Funeral Etiquette

Offering Condolences — Doing and Saying the Right Things

Casket at Graveside

One of the reasons why people are so uncomfortable at a wake or funeral is because they’re not sure about what to do or say. Fear of making a mistake often caused people to avoid the situation altogether.



Here is some advice that can help you support a grieving friend or family member.

When hearing the news…

  • Be a good listener. Let friends and family talk about their loved one and their death. If they don’t want to talk about it, don’t pressure them. Focus on the survivor’s needs.
  • Refer to the deceased by name.
  • Encourage the family to plan a wake, funeral and burial (even if cremated), if you are in an appropriate position to do so.
  • Send flowers with a note (see suggestions for notes below) or offer a donation to a charity or an appropriate research organization.
  • Acknowledge the deceased’s life.
  • Ask to help make arrangements.

During the services…

  • Include children of all ages in the activities.
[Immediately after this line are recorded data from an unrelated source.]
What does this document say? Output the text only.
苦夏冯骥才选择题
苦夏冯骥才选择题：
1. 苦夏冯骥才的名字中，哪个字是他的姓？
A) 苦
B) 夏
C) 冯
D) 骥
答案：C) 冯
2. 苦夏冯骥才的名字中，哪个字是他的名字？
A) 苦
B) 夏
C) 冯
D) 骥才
Let them ask questions. Answer honestly.
  • For many people, wearing black has been a symbol of grieving and sympathy. Although people are less sensitive about dress today, one still shows respect for the family to attend a funeral dressed in subdued colors and clothing that is less casual.
  • Don’t feel guilty about saying or doing something that causes a loved one to cry or crying yourself. Crying is healthy.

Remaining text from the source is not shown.